8. Il résulte de ce qui précède, que les deux conditions auxquelles l'article L. 521-1 du code de justice administrative subordonne la suspension de l'exécution d'une décision administrative étant satisfaites, il y a lieu de suspendre l'exécution de la décision implicite rejetant la demande présentée le 18 juillet 2024 par l'association ASL de Martillac tendant à l'attribution de créneaux horaires d'occupation de salles municipales pour la saison 2024/2025 jusqu'à ce qu'il soit statué au fond.

Sur les conclusions à fin d'injonction :

9. Aux termes de l'article L. 511-1 du code de justice administrative : " Le juge des référés statue par des mesures qui présentent un caractère provisoire. Il n'est pas saisi du principal () ". Aux termes de l'article L. 911-1 du même code : " Lorsque sa décision implique nécessairement qu'une personne morale de droit public ou un organisme de droit privé chargé de la gestion d'un service public prenne une mesure d'exécution dans un sens déterminé, la juridiction, saisie de conclusions en ce sens, prescrit, par la même décision, cette mesure assortie, le cas échéant, d'un délai d'exécution () ".

10. Si, dans le cas où les conditions posées par l'article L. 521-1 du code de justice administrative sont remplies, le juge des référés peut suspendre l'exécution d'une décision administrative, même de rejet, et assortir cette suspension d'une injonction ou de l'indication des obligations qui en découleront pour l'administration, les mesures qu'il prescrit ainsi doivent présenter un caractère provisoire. Il suit de là que le juge des référés ne peut, sans excéder sa compétence, ni prononcer l'annulation d'une décision administrative, ni ordonner une mesure qui aurait des effets en tous points identiques à ceux qui résulteraient de l'exécution par l'autorité administrative d'un jugement annulant une telle décision.

11. Il n'entre pas dans l'office du juge des référés d'ordonner à la commune de Martillac d'accorder à l'association ASL de Martillac les créneaux horaires sollicités sur la salle municipale des Vignes pour la saison 2024/2025. Il y a lieu, seulement, d'enjoindre au maire de la commune de Martillac de procéder au réexamen de la demande de l'association ASL de Martillac. Il y a lieu de prescrire l'exécution de cette mesure dans un délai de huit jours à compter de la notification de la présente ordonnance. Il n'y a pas lieu d'assortir cette injonction d'une astreinte.

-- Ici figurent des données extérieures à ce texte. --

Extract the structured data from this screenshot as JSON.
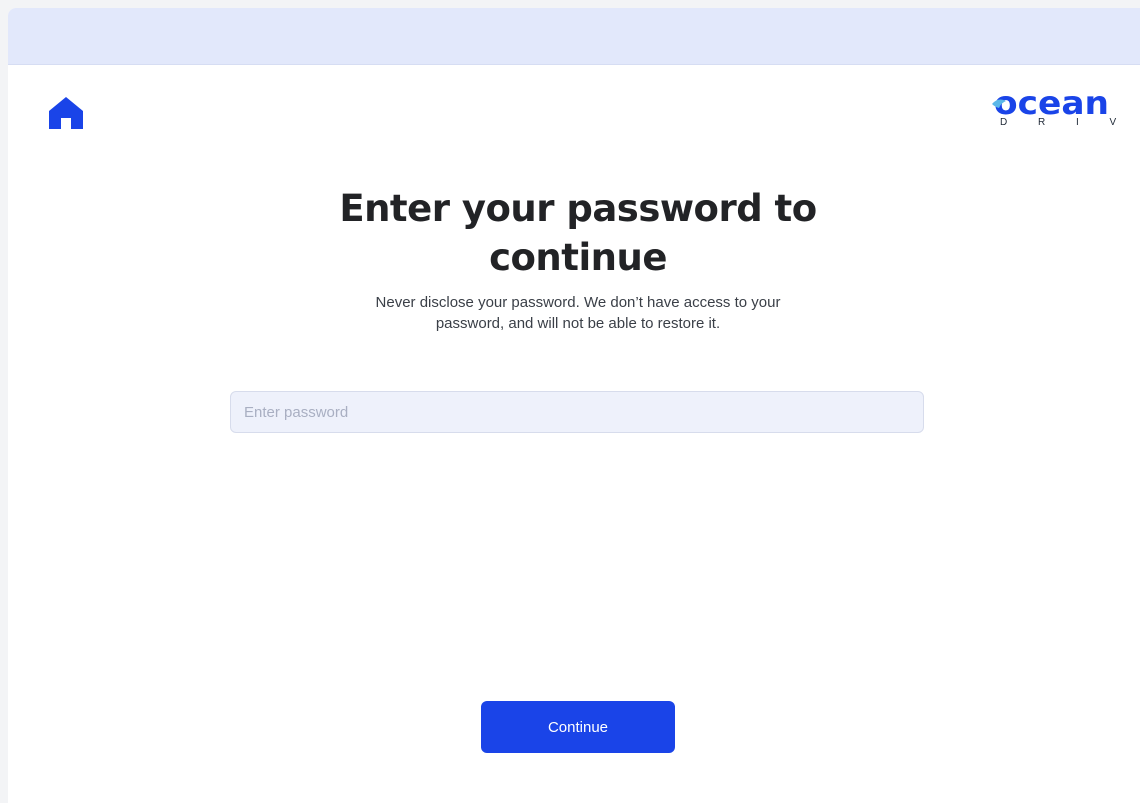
{
  "header": {
    "home_icon": "home-icon"
  },
  "brand": {
    "wordmark": "ocean",
    "subtitle": "D R I V E",
    "color": "#1a44e8"
  },
  "main": {
    "heading": "Enter your password to continue",
    "subtext": "Never disclose your password. We don’t have access to your password, and will not be able to restore it.",
    "password": {
      "placeholder": "Enter password",
      "value": ""
    },
    "continue_label": "Continue"
  },
  "colors": {
    "accent": "#1a44e8",
    "topbar": "#e2e8fb",
    "input_bg": "#eef1fb",
    "heading": "#222326"
  }
}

Sur les conclusions tendant à l'application de l'article L. 761-1 du code de justice administrative :

12. Les dispositions de l'article L. 761-1 du code de justice administrative font obstacle à ce que soit mise à la charge de l'association ASL de Martillac, qui n'est pas, dans la présente instance, la partie perdante, la somme que la commune de Martillac demande au titre des frais exposés par elle et non compris dans les dépens. Il y a lieu, en revanche, de faire application de ces dispositions et de mettre à la charge de la commune de Martillac une somme de 1 500 euros au titre des frais exposés par l'association ASL de Martillac et non compris dans les dépens.

O R D O N N E :

Article 1er : L'exécution de la décision implicite rejetant la demande présentée le 18 juillet 2024 par l'association ASL de Martillac tendant à l'attribution de créneaux horaires d'occupation de salles municipales pour la saison 2024/2025 est suspendue jusqu'à ce qu'il soit statué au fond.

Article 2 : Il est enjoint au maire de la commune de Martillac de procéder au réexamen de la demande de l'association ASL de Martillac dans un délai de huit jours à compter de la notification de la présente ordonnance.

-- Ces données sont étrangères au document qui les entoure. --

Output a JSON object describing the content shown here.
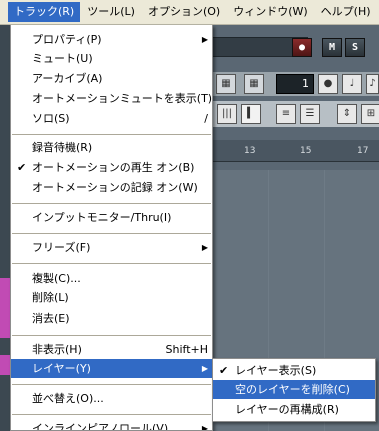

Article 3 : La commune de Martillac versera à l'association ASL de Martillac une somme de 1 500 euros en application de l'article L. 761-1 du code de justice administrative.

Article 4 : Le surplus des conclusions des parties est rejeté.

Article 5 : La présente ordonnance sera notifiée à l'association ASL Martillac et à la commune de Martillac.

Fait à Bordeaux, le 7 novembre 2024.

La République mande et ordonne au préfet de Gironde en ce qui le concerne, ou à tous commissaires de justice à ce requis, en ce qui concerne les voies de droit commun contre les parties privées, de pourvoir à l'exécution de la présente ordonnance.